Our vestibular system is the most connected sensory system in our body. It works alongside our other sensory systems (including the proprioceptive sense), enabling us to use our eyes effectively and process sounds in our environment.
We use vestibular input and the vestibular system to support our balance and muscle tone—something we need for all movement and even to maintain our posture when we are sitting still. If you have ever had an inner ear infection, you know how important this sense is and how important balance is to all activity and our experience of the world.

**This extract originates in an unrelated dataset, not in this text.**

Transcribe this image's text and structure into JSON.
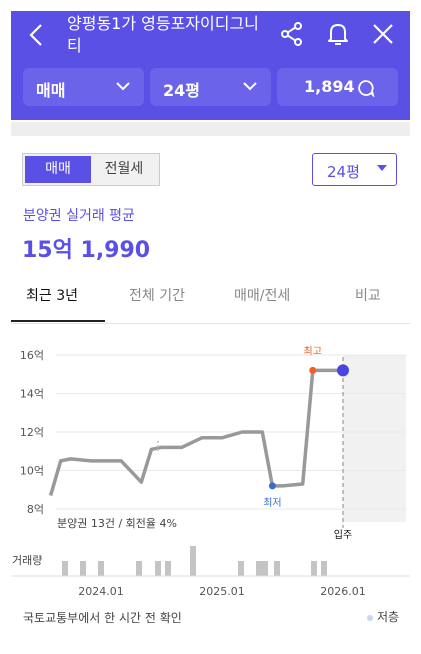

In addition to balance, the vestibular system supports the spatial awareness we need to move about without stumbling, falling or bumping into other things or even other friends.
We also rely on the vestibular system to coordinate our eye movements. We can look down at a book, then look up to speak with someone and adjust our focus back and forth thanks to the vestibular system. Eye and head coordination also help us use both visual, proprioceptive, and vestibular input to navigate successfully as we move.
Perhaps surprisingly, our vestibular system also plays a central role in attention and focus. These increases in focus are due, in large part, to the extra vestibular input your brain has received from movement. Because vestibular input helps us to become and stay alert, it impacts our use of all other senses and our ability to learn.
Movement, balance, co-ordination and core strength are also developing through outdoor gardening activities. Laughter, excitement and achievement add to the learning experience, as working in teams children communicate and learn from each other.